SSL security is based on the SSL/TLS protocol. The protocol has been released as SSL 1.0, SSL 2.0, SSL 3.0, TLS 1.0, TLS1.1 and TLS 1.2.
The first well-deployed version was SSL 3.0. Through the years, the protocol was moved over to the IETF and the TLS versions have been released. SSL 3.0 is an obsolete and insecure protocol; unfortunately, it is still widely deployed on most websites.
When a server and a browser negotiate SSL/TLS, they agree on the most secure version of SSL/TLS that each supports. However, the protocol allows the ability to downgrade to work around interoperability bugs. This allows a secure SSL handshake to be downgraded to SSL 3.0. This type of downgrade can be prompted by an attacker.
The POODLE attack (Padding Oracle On Downgraded Legacy Encryption) will allow items such as “secure” HTTP cookies or HTTP Authorization header contents to be stolen from downgraded communications. More information on how POODLE works can be found in the Security Advisory prepared by Google.
If POODLE is used against SSL 3.0, there is no workaround or corrective action that will mitigate the attack. The only solution is to stop supporting SSL 3.0. Disabling SSL 3.0 can be done either at the server or the client (e.g., browser) side.
Most server administrators should consider disabling SSL 3.0. We will also see releases of browsers that no longer support SSL 3.0. Mozilla plans to disable SSL 3.0 in Firefox 34 to be released in November. Google also plans to remove SSL 3.0 from its client products, such as Chrome, in the coming months.
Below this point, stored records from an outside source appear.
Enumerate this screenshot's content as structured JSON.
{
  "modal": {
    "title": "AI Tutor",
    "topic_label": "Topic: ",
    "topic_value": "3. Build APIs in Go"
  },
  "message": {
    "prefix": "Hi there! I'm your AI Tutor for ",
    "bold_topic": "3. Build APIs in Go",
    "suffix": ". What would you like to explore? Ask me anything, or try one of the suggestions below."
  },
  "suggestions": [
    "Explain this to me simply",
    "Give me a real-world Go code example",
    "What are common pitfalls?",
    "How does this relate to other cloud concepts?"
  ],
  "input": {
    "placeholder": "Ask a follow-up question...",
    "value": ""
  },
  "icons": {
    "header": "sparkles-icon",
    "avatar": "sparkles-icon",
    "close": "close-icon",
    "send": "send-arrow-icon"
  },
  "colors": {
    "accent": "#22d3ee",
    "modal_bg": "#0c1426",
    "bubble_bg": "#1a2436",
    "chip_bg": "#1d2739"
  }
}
For the latest information on the POODLE attack and SSL 3.0 vulnerabilities, visit Entrust's special resource center.
The downside to disabling SSL 3.0 is that the server will no longer support Microsoft Internet Explorer 6 (IE6). This may not be acceptable unless you can convince users to upgrade their version of IE or move to Chrome or Firefox.
If disabling SSL 3.0 is not acceptable due to interoperability concerns, then the server should make use of fallback protection called TLS_FALLBACK_SCSV. Fallback protection has been included in OpenSSL. Server administrators should check to see if fallback protection is supported in their servers. Regardless of POODLE, it is recommended that fallback protection be implemented, as it may protect against other attacks in the future.
The long-term good news is that the message will be pushed out to server administrators to finally remove support for a security protocol that has passed its time.